While Easter wasn't then what it is now, and Passover celebrates something entirely different, Pesach's timing was close to when Jesus' resurrection was more simply commemorated in Sunday services. Christians in Asia and Rome observed it on different days; some coincident with Pesach, others on various dates. This created controversy.

Two Roman bishops in the Second Century argued bitterly over which tradition should be followed, declaring one or the other heresy. More than a century later, a religious council at Nicea (now Turkey), finally settled it: Jesus' death and resurrection should not be celebrated on the same day as "Pascha" (Latin), or Pesach, but according to a defined lunar calendar. The connection nevertheless persists in a way; the French word for Easter is still "Paques." In Spanish, Easter Sunday is "Pascua." Today's churchgoers still hear references to "the Paschal feast."

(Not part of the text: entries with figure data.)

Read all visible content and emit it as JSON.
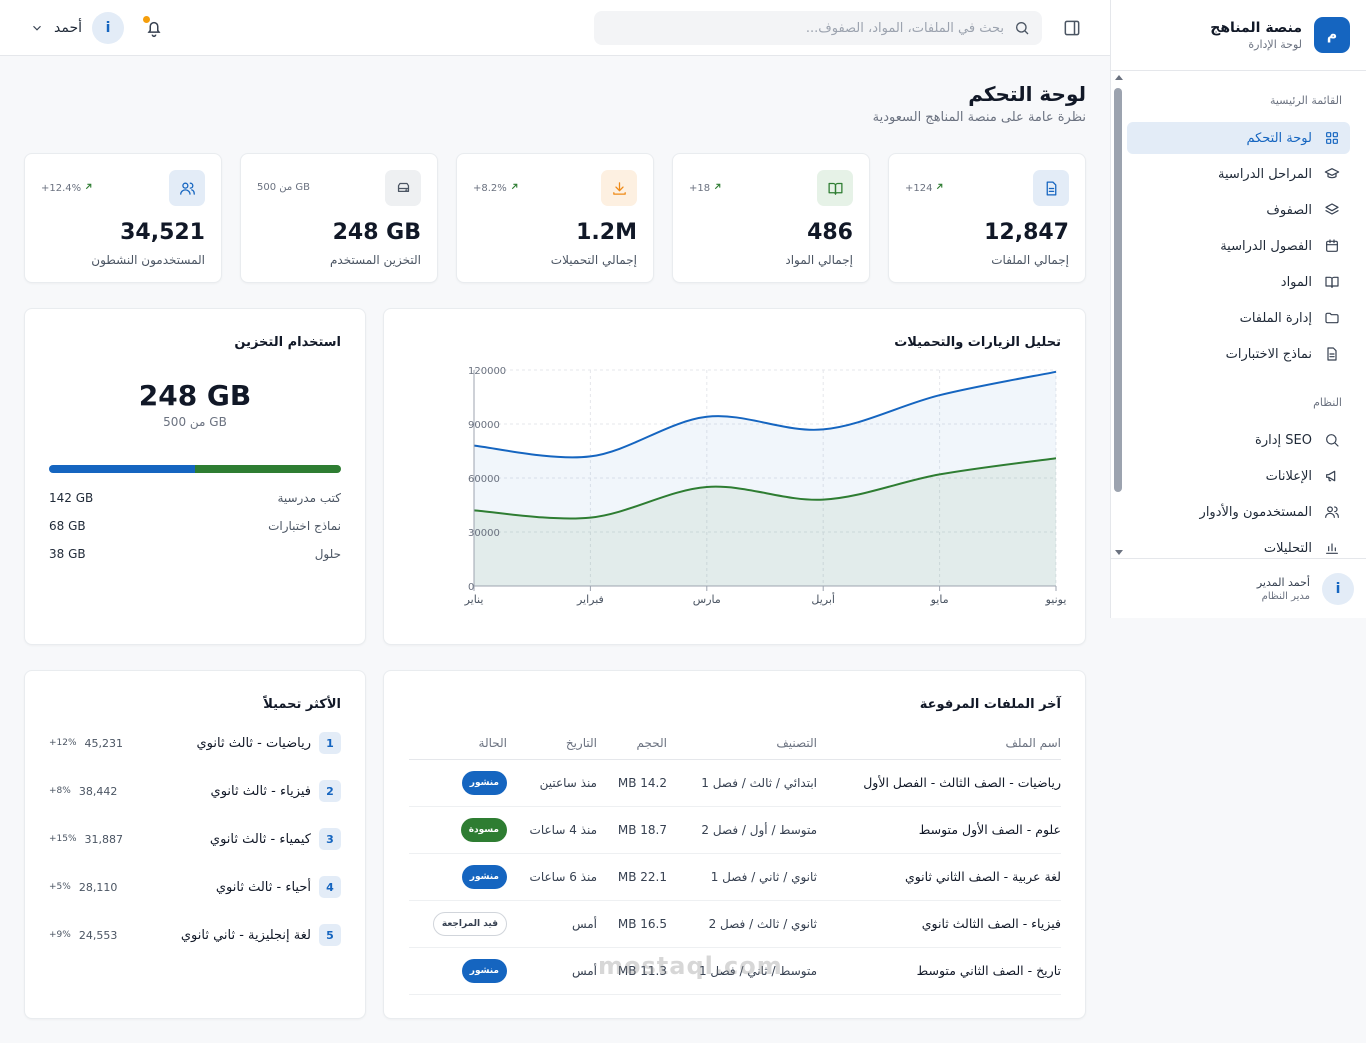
{
  "brand": {
    "logo": "م",
    "title": "منصة المناهج",
    "subtitle": "لوحة الإدارة"
  },
  "sidebar": {
    "section_main": "القائمة الرئيسية",
    "section_system": "النظام",
    "main_items": [
      {
        "label": "لوحة التحكم",
        "icon": "grid-icon",
        "active": true
      },
      {
        "label": "المراحل الدراسية",
        "icon": "graduation-cap-icon"
      },
      {
        "label": "الصفوف",
        "icon": "layers-icon"
      },
      {
        "label": "الفصول الدراسية",
        "icon": "calendar-icon"
      },
      {
        "label": "المواد",
        "icon": "book-icon"
      },
      {
        "label": "إدارة الملفات",
        "icon": "folder-icon"
      },
      {
        "label": "نماذج الاختبارات",
        "icon": "file-text-icon"
      }
    ],
    "system_items": [
      {
        "label": "إدارة SEO",
        "icon": "search-icon"
      },
      {
        "label": "الإعلانات",
        "icon": "megaphone-icon"
      },
      {
        "label": "المستخدمون والأدوار",
        "icon": "users-icon"
      },
      {
        "label": "التحليلات",
        "icon": "bar-chart-icon"
      }
    ],
    "user": {
      "avatar": "i",
      "name": "أحمد المدير",
      "role": "مدير النظام"
    }
  },
  "header": {
    "search_placeholder": "بحث في الملفات، المواد، الصفوف...",
    "user_name": "أحمد",
    "user_avatar": "i"
  },
  "page": {
    "title": "لوحة التحكم",
    "subtitle": "نظرة عامة على منصة المناهج السعودية"
  },
  "stats": [
    {
      "label": "إجمالي الملفات",
      "value": "12,847",
      "change": "+124",
      "icon": "file-icon",
      "color": "#1565c0",
      "bg": "#e3ecf7"
    },
    {
      "label": "إجمالي المواد",
      "value": "486",
      "change": "+18",
      "icon": "book-open-icon",
      "color": "#2e7d32",
      "bg": "#e6f2e7"
    },
    {
      "label": "إجمالي التحميلات",
      "value": "1.2M",
      "change": "+8.2%",
      "icon": "download-icon",
      "color": "#ef8a17",
      "bg": "#fdf0e1"
    },
    {
      "label": "التخزين المستخدم",
      "value": "248 GB",
      "change": "من 500 GB",
      "icon": "hard-drive-icon",
      "color": "#4b5563",
      "bg": "#eef0f2"
    },
    {
      "label": "المستخدمون النشطون",
      "value": "34,521",
      "change": "+12.4%",
      "icon": "users-icon",
      "color": "#1565c0",
      "bg": "#e3ecf7"
    }
  ],
  "storage": {
    "title": "استخدام التخزين",
    "used": "248 GB",
    "of": "من 500 GB",
    "used_fraction_primary": 0.5,
    "colors": {
      "primary": "#1565c0",
      "secondary": "#2e7d32"
    },
    "rows": [
      {
        "label": "كتب مدرسية",
        "size": "142 GB"
      },
      {
        "label": "نماذج اختبارات",
        "size": "68 GB"
      },
      {
        "label": "حلول",
        "size": "38 GB"
      }
    ]
  },
  "chart_data": {
    "type": "area",
    "title": "تحليل الزيارات والتحميلات",
    "categories": [
      "يناير",
      "فبراير",
      "مارس",
      "أبريل",
      "مايو",
      "يونيو"
    ],
    "ylim": [
      0,
      120000
    ],
    "yticks": [
      "0",
      "30000",
      "60000",
      "90000",
      "120000"
    ],
    "grid": true,
    "series": [
      {
        "values": [
          78000,
          72000,
          94000,
          87000,
          106000,
          119000
        ],
        "color": "#1565c0"
      },
      {
        "values": [
          42000,
          38000,
          55000,
          48000,
          62000,
          71000
        ],
        "color": "#2e7d32"
      }
    ]
  },
  "files": {
    "title": "آخر الملفات المرفوعة",
    "columns": [
      "اسم الملف",
      "التصنيف",
      "الحجم",
      "التاريخ",
      "الحالة"
    ],
    "rows": [
      {
        "name": "رياضيات - الصف الثالث - الفصل الأول",
        "category": "ابتدائي / ثالث / فصل 1",
        "size": "14.2 MB",
        "date": "منذ ساعتين",
        "status": "منشور",
        "kind": "pub"
      },
      {
        "name": "علوم - الصف الأول متوسط",
        "category": "متوسط / أول / فصل 2",
        "size": "18.7 MB",
        "date": "منذ 4 ساعات",
        "status": "مسودة",
        "kind": "draft"
      },
      {
        "name": "لغة عربية - الصف الثاني ثانوي",
        "category": "ثانوي / ثاني / فصل 1",
        "size": "22.1 MB",
        "date": "منذ 6 ساعات",
        "status": "منشور",
        "kind": "pub"
      },
      {
        "name": "فيزياء - الصف الثالث ثانوي",
        "category": "ثانوي / ثالث / فصل 2",
        "size": "16.5 MB",
        "date": "أمس",
        "status": "قيد المراجعة",
        "kind": "review"
      },
      {
        "name": "تاريخ - الصف الثاني متوسط",
        "category": "متوسط / ثاني / فصل 1",
        "size": "11.3 MB",
        "date": "أمس",
        "status": "منشور",
        "kind": "pub"
      }
    ]
  },
  "top": {
    "title": "الأكثر تحميلاً",
    "items": [
      {
        "rank": "1",
        "name": "رياضيات - ثالث ثانوي",
        "count": "45,231",
        "pct": "+12%"
      },
      {
        "rank": "2",
        "name": "فيزياء - ثالث ثانوي",
        "count": "38,442",
        "pct": "+8%"
      },
      {
        "rank": "3",
        "name": "كيمياء - ثالث ثانوي",
        "count": "31,887",
        "pct": "+15%"
      },
      {
        "rank": "4",
        "name": "أحياء - ثالث ثانوي",
        "count": "28,110",
        "pct": "+5%"
      },
      {
        "rank": "5",
        "name": "لغة إنجليزية - ثاني ثانوي",
        "count": "24,553",
        "pct": "+9%"
      }
    ]
  },
  "watermark": "mostaql.com"
}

Back to our own etymology, Old English "Easterdaeg," derives from the Northumbrian "Eostre," and in turn from Proto-Germanic "Austron." Austron was a goddess of fertility and spring, or of the sunrise ("aus" meant "to shine"), whose feast was celebrated at the spring, or venal, equinox. A similar Teutonic (German medieval) goddess of rising light and spring was called, "Estre," also with a feast day at the vernal equinox.

There lies the astronomical connection: the equinox. The equinox is also why we see Easter's date varying by weeks from year to year. The Council of Nicea set the timing [which varies again whether one follows the Gregorian (most) or the Julian (Orthodox) calendar]: The Sunday following the first full moon after the Spring Equinox (March 20 or 21). This year, it's April 20; next year, April 5.

Whether your beliefs lend you to commemorate Passover, Easter, the earth's renewal, or all of these, consider the words of poet and author of "America the Beautiful," Katherine Lee Bates:

"It is the hour to rend thy chains, the blossom time of souls."